Bug 4845 - Setting the groups of new AD objects
Setting the groups of new AD objects
Status: RESOLVED INVALID
Product: Samba 4.0
Classification: Unclassified
Component: Other
unspecified
All All
: P3 normal
: ---
Assigned To: Andrew Bartlett
Andrew Bartlett
:
: 4909 (view as bug list)
Depends on:
Blocks:
  Show dependency treegraph
 
Reported: 2007-07-31 04:08 UTC by Matthias Dieter Wallnöfer
Modified: 2008-12-25 17:12 UTC (History)
0 users

See Also:


Attachments

Note You need to log in before you can comment on or make changes to this bug.
Description Matthias Dieter Wallnöfer 2007-07-31 04:08:29 UTC
- When I add a user account, it isn't added to "Domain Users" (at least I can't
notice a change in the "Domain Users" object "members" attribute) - User Manager does this right
- But also new workstations (also when joining) and new domain controllers should also be added automatically to "Domain Computers" and "Domain Controllers" using the "member" attribute. In my opinion it isn't sufficient to set only the "primaryGroupID".
(from bug 4815)
Comment 1 Matthias Dieter Wallnöfer 2007-11-04 13:25:27 UTC
Have you checked this, Andrew?
Comment 2 Andrew Bartlett 2007-11-04 16:24:09 UTC
Interestingly, this does not occur over LDAP (for computers or users). 
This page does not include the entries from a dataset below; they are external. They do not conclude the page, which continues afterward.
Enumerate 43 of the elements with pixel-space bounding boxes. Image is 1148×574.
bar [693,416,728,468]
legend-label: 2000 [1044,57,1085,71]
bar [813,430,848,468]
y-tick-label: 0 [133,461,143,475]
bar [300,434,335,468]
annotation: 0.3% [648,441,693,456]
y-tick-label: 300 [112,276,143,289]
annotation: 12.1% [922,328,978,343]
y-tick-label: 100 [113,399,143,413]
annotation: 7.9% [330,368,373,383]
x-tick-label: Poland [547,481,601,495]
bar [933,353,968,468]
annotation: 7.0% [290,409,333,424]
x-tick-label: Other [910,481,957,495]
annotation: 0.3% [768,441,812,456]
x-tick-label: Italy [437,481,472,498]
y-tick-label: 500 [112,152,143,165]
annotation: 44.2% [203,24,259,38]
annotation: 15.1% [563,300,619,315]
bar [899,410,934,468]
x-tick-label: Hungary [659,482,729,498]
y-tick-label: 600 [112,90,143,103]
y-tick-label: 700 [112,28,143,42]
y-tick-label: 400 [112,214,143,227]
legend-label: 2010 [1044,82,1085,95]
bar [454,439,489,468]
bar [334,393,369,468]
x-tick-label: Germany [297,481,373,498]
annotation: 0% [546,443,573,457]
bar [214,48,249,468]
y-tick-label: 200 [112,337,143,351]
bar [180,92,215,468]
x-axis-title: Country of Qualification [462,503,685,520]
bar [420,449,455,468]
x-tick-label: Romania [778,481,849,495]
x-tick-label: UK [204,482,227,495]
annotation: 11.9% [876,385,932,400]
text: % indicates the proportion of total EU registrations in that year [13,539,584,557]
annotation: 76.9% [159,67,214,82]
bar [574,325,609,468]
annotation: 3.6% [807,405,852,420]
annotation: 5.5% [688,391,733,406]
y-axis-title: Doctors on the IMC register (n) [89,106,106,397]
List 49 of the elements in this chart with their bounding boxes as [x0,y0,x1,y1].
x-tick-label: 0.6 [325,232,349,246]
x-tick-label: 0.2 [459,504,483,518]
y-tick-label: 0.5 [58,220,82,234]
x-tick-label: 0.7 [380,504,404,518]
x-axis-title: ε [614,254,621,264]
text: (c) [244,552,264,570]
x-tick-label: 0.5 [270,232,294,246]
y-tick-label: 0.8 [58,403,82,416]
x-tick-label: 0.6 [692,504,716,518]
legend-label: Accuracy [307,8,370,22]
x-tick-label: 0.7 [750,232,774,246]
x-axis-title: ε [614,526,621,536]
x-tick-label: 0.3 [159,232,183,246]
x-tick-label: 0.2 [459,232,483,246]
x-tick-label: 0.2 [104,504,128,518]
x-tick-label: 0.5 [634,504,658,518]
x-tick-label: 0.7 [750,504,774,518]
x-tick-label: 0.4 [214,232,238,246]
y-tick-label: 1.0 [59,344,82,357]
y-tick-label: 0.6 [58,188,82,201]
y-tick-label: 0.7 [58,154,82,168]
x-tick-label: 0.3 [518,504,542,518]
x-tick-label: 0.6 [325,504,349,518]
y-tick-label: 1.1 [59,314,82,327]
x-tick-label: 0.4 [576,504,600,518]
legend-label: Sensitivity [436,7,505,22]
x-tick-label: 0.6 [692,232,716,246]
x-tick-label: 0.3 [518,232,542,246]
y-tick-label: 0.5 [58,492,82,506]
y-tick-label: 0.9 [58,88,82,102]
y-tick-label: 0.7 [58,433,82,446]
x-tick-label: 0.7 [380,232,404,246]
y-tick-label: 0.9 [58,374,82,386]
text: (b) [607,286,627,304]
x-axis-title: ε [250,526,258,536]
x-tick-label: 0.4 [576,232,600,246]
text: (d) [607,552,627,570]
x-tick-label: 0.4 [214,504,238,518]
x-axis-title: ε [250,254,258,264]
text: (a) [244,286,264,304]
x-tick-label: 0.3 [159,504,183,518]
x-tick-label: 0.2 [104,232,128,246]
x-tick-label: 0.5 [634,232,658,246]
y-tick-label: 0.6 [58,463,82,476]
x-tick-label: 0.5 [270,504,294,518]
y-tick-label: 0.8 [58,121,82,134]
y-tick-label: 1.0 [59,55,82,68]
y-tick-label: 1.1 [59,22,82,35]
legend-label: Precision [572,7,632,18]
This will need a test that cross-references LDAP with RPC. 
Comment 3 Andrew Bartlett 2008-01-07 15:07:22 UTC
*** Bug 4909 has been marked as a duplicate of this bug. ***
Comment 4 Matthias Dieter Wallnöfer 2008-03-13 12:59:59 UTC
Update: This doesn't seem to work yet:

- New workstations (also when joining) and new domain controllers should also be added automatically to "Domain Computers" and "Domain Controllers" using the "member" attribute. In my opinion it isn't sufficient to set only the "primaryGroupID".
- When adding a user account using User Manager, there is set the "memberOf" attribute to "Domain Users" of the new user. This shouldn't be necessary anymore. When I open the "Members" tab in the properties in ADUC, I notice "Domain Users" twice.
Comment 5 Matthias Dieter Wallnöfer 2008-08-02 08:27:02 UTC
Andrew, this isn't solved yet. Here should we correct our behaviour.
Comment 6 Matthias Dieter Wallnöfer 2008-12-25 16:34:11 UTC
According to http://msdn.microsoft.com/en-us/library/ms677943(VS.85).aspx I've been wrong here until now (a user generally hasn't to be inserted as "member" in his primary group). So the behaviour of "User Manager for Domains" (which does that) is incorrect.
Comment 7 Matthias Dieter Wallnöfer 2008-12-25 17:12:10 UTC
According to a wireshark trace the "User Manager for Domains" adds the user to his primary group when he doesn't find the primary group membership through http://msdn.microsoft.com/en-us/library/cc245815(PROT.10).aspx (SamrGetGroupsForUser). If I understood it right, the latter call doesn't return the primary group (only "member" group memberships).
So we have here a fault in the "User Manager" and not in SAMBA. Closing it as INVALID.